ARES Touch offers full functionality as compared to the desktop and browser versions, but the exact user interface is a matter of choice. There is a Full mode for designing, a Simple mode for viewing and adding annotations, and a View mode that offers a full-screen view of the drawing but very few operations. ARES Touch will also ship later this year with an open API for third-party development, making ARES Touch the only CAD software for mobile offering third-party extensibility.
“The transition to mobile and cloud in the CAD industry will obviously take years,” says Wilfred Graebert, founder and CEO of Berlin-based Graebert GmbH. “In the meantime, we will see desktop, mobile and cloud coexisting. Our customers don’t want to be forced into only one of these options.”
Extending 2D as a Business Model
Graebert GmbH occupies a unique position in the CAD market. It is second only to Autodesk in number of seats of 2D software in professional use — but most of those seats are sold through other vendors including Dassault Systemès, Corel Software and GIS behemoth Esri. It has chosen to focus on research and development and allow others to market its software. It does offer a house brand, ARES, but sales are only 10% of company income. “ARES forces us to have a real product every year,” says CTO Robert Graebert. “It shows the world what we do and our OEMs can then have what they want” from each year’s release.
The Graebert business model is predicated on the simple fact that 2D drafting has not gone the way of the dodo. Counting both free and paid licenses, there have been more than 9 million downloads of DraftSight, an OEM version of Graebert’s CAD technology distributed by the SOLIDWORKS division of Dassault Systemès. There are now more than 1.3 million active DraftSight users (free and paid) and more than 440,000 corporate accounts. If you separate paid professional licenses of SOLIDWORKS from educational licenses, there are more active users of DraftSight than SOLIDWORKS.

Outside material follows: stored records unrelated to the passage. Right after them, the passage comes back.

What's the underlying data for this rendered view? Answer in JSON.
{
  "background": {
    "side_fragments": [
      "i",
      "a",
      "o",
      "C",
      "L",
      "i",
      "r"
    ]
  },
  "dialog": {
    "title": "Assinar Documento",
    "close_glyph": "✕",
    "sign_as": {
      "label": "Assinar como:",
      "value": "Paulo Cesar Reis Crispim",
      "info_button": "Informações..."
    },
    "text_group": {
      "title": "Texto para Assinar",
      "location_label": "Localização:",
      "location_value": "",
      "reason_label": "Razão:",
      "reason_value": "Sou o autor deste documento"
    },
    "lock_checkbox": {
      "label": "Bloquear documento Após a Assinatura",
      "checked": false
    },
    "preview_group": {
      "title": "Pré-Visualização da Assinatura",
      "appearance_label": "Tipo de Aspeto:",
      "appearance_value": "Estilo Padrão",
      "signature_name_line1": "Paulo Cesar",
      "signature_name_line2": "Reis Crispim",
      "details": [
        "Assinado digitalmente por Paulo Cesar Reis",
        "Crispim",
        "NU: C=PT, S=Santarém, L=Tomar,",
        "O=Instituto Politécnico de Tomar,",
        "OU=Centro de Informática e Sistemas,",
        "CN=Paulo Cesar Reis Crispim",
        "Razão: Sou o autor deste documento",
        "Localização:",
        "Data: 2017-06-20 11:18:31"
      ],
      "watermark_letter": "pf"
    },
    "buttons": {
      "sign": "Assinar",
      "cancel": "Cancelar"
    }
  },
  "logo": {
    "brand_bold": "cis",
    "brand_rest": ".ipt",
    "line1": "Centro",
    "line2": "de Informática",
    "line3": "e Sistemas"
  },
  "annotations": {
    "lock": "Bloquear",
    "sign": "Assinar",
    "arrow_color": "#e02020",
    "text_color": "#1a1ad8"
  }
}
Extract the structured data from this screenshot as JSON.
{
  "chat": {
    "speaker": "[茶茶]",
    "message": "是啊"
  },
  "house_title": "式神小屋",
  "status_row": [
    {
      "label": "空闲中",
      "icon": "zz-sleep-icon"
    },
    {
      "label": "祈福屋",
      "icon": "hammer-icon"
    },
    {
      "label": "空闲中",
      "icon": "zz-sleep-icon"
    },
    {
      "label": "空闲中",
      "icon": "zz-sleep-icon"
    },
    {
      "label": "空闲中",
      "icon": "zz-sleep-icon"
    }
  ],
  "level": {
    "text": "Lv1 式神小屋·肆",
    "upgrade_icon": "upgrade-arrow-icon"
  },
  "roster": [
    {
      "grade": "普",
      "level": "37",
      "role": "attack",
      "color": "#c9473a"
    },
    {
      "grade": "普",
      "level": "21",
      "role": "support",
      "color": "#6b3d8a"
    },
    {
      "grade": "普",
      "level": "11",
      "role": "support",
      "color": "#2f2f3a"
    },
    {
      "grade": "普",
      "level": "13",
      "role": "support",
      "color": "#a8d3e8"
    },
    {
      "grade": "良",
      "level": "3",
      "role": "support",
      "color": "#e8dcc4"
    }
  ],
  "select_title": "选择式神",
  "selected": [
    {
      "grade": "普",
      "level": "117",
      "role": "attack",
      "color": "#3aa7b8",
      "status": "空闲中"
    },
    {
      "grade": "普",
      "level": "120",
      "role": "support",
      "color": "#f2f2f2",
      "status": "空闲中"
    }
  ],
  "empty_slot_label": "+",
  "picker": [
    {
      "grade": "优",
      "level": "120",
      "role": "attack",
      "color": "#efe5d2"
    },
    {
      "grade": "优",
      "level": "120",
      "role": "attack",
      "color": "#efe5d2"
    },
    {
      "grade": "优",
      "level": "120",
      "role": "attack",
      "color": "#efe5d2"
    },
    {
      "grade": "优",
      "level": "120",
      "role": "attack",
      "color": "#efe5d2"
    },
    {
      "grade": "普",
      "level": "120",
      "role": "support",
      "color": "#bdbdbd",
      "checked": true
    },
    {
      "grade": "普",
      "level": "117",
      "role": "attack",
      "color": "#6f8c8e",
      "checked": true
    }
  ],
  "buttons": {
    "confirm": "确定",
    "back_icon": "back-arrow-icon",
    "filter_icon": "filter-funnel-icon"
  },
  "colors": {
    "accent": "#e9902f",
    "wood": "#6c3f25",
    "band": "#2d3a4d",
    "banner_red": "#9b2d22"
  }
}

For ARES, the business model is to offer a stark contrast to competitor Autodesk by allowing customers to choose between an annual subscription or a perpetual license. When the new versions of ARES ship in the next few weeks, Graebert will have the only CAD software on the market — in either 2D or 3D — that offers both access utility (common data access on desktop/mobile/browser) and license utility (subscription or perpetual).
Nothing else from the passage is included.